The search for the targets of the oncogenic events has indicated various mechanisms that may lead to leukemia. Two types of genetic alterations have been demonstrated. Some genes when mutated gain growth stimulatory functions (proto-oncogenes), promoting leukemo-genesis, while others lose their growth inhibitory activity (tumor suppressor genes).
The diagnosis and further classification of acute leukemia requires full assessment of the medical history, family history, physical findings and careful assessment of cytological features in blood and bone marrow. The use of cytochemistry is selective and the application of immunophenotyping can be selective but is tending to become universal when facilities are readily available. Ideally, cytogenetic analysis should be universally applied with molecular analysis.

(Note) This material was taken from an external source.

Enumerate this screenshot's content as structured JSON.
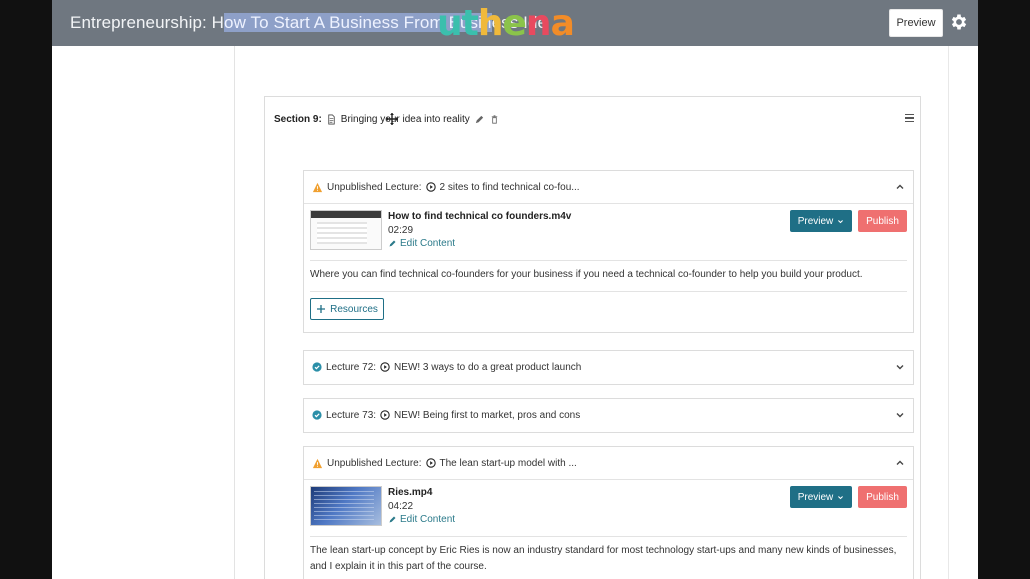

The variability of clinical courses within certain subgroups is at least in part due to deeper insights into coincidences of the chromosomal and molecular aberrations that might help in treatment, eg. RARα oncogene which is involved in APL is associated with good prognosis when linked to PML oncogene and bad prognosis with PLZF oncogene when treated with ATRA, also there is NPMc+ AML with distinctive genetic, biological and clinical features, that should be included as a separate AML entity in the upcoming version of WHO classification.
In ALL, NOTCH1 mutations present in patients with T-ALL indicated poor prognosis and combining GSI(γ secretase inhibitors) with kinase inhibitors or dexamethasone could potentially enhance the anti-proliferative effects of GSI on leukemic cells, which may improve their application as agents for the treatment of T-ALL expressing mainly NOTCH1.